Moving in a totally different direction than the previous speaker.

Amid Perfect Contempt, a Place for the Genuine, the Long Ending for Mark as cont…

Presupposition:
Either Mark Priority or co-essential Mark/Matthean Priority.

External Evidence:
(similar to previous speaker)

Internal Evidence:
Primary thrust of this paper.
Patristic Testimony – Most discussion focus on the speculation of the fourth or later centuries. Yet the opinions of later patristic writers should not negate earlier opinion.

Justin Martyr – In his First Apology Three word quoted by Justin only occur in the longer ending (16:15 & 20). Justin uses no other material other ancient material in this work.

Iranaeus – Quotes from beginning and end of Mark.

In this light, the shortest reading might not always be original. In fact, it is not uncommon for an author to intentionally shorten a work.

Short ending – Leaves a puzzling and incomplete conclusion. Accident or intent? Either way the result is problematic.

Vaticanus blank is about four lines short of containing the long ending (perhaps the scribe miscounted?)

The deliberate removal of the long ending could be found in a quote from Eusebius. The longer ending had apparent contradictions, issues involving disbelief (16:11,14), resurrection narrative (looks forward to a Galillean narrative).

Other factors might increase the cumulative case to compel some scribes to remove or replace the long ending – sign gifts (poison/snakes).

For whatever reason the intermediate ending concludes 16:8, was it written to conclude 16:8 because there was no conclusion or to replace the longer ending 16:9-20?

There could have been an intermediate ending created for liturgical reasons, which would explain why all Greek manuscripts that contain the intermediate ending have both the intermediate and long ending.

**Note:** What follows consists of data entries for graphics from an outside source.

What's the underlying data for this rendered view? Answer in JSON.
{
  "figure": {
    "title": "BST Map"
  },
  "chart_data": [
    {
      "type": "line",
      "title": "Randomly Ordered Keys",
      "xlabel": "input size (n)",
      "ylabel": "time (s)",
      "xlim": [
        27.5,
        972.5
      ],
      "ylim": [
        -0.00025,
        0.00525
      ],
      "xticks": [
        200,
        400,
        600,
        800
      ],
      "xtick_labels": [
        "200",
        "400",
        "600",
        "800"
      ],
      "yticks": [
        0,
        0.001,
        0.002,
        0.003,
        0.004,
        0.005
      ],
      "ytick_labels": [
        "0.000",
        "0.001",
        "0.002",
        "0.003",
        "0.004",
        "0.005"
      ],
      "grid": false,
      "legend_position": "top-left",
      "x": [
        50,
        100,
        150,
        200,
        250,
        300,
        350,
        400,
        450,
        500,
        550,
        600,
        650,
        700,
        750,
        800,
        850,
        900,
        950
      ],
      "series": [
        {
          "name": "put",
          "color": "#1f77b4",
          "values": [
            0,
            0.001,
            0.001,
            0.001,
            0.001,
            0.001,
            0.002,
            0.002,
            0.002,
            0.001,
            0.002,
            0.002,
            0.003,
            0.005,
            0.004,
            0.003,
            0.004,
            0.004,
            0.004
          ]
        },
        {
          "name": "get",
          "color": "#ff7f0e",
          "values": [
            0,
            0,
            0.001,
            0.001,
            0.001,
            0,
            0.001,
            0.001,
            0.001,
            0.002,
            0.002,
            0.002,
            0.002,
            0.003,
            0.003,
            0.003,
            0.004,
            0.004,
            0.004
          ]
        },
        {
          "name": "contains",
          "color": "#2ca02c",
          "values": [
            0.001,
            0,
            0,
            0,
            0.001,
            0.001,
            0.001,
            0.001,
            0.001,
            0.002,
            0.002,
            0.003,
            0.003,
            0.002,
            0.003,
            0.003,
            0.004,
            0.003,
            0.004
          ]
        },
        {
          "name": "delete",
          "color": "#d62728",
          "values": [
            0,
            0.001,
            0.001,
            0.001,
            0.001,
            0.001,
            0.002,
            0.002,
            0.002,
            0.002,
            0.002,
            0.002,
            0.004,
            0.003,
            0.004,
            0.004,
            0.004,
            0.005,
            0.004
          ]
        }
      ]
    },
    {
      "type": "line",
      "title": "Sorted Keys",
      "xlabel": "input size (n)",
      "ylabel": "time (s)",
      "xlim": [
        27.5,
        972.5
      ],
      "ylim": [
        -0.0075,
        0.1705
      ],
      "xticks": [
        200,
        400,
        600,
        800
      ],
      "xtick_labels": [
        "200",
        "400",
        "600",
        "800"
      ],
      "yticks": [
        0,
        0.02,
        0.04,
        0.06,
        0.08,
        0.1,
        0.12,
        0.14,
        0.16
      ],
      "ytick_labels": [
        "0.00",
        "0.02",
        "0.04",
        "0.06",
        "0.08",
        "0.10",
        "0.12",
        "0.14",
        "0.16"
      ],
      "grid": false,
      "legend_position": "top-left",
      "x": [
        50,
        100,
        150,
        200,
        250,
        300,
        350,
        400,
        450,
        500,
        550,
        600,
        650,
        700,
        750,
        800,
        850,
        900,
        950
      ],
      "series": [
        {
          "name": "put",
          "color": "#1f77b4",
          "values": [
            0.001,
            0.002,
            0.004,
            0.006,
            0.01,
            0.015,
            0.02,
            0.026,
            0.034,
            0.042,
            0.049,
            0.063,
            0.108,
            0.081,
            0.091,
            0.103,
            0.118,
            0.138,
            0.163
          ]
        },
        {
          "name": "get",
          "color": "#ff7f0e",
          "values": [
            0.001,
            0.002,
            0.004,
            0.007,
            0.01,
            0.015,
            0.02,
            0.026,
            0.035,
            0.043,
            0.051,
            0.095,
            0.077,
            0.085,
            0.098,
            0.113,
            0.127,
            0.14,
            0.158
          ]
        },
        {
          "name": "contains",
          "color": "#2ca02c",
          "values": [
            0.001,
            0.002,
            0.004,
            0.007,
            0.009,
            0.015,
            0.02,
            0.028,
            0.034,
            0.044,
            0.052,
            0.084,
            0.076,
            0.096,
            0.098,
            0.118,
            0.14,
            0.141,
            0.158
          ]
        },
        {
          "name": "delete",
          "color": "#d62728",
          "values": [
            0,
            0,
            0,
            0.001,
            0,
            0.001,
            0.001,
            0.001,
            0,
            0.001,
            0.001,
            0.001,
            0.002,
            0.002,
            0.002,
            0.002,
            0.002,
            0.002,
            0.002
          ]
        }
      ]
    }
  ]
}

Markan style and vocabulary – There are many similarities in 16:9-20 when compared to the rest of mark. The words that do not occur anywhere else in Mark (~12 words) are also rare in the other gospels. (NOTE: This information seems to disagree with the previous speaker – but Robinson provided information proving this case).

The long ending has been criticized because of its hard to understand elements, but this is found throughout Mark (esp. 31 word temptation testimony). Short summary abridgment with some elements altered or added is a Markan style.

Beyond Vocabulary and Style?
Thematic – Primary theme is to present Jesus as the son of God… without the longer ending no such fulfillment exists.

Many Chiastic patterns extend into the Longer endings.

Additional Parallels – Linguistic and Thematic Parallels:
Mark 1:32-39 – Mark16:20
Mark 1:33 – Mark 16:9
Not allowed to speak – Sent to speak
Unbelieving Demons – Unbelieving Humans
Many more parallels when comparing chapter 1 with chapter 16.

Mark 6:7-13 – Mark 16
Mark 7:24-8:38 – Mark 16

Summary and Conclusion:
1st – The long ending can be defended and supported as canonical.
2nd – …is as likely written by Mark as anyone else.
3rd – Speculative reconstructions regarding lost endings of mark lack evidence.
4th – A Markan intention to end 16:8, allowing the reader to supply the end, requires a sophisticated and post-modern
5th – Son of God theme.
6th – an Elijah theme permeates Marks gospel and requires the long ending
7th – Verbal and thematic parallels
8th – Mark consistently demonstrates the fulfillment of prophecies and promises.
9th – The greatest bulk of verbal testimony supports the long ending.
10th – Explicit patristic citation outweighs other citation.
11th – Other Alexandrian omissions are rejected.
12th – Arguments of the same type claiming non-authenticity of John have better evidence but are rejected.
13th – Possible reasons for long reason extension can be explained.
14th – Greek manuscripts overwhelmingly support the longer ending (it is in all but two).
15th – The bulk of the evidence (internally and externally) points to the validity of the long ending.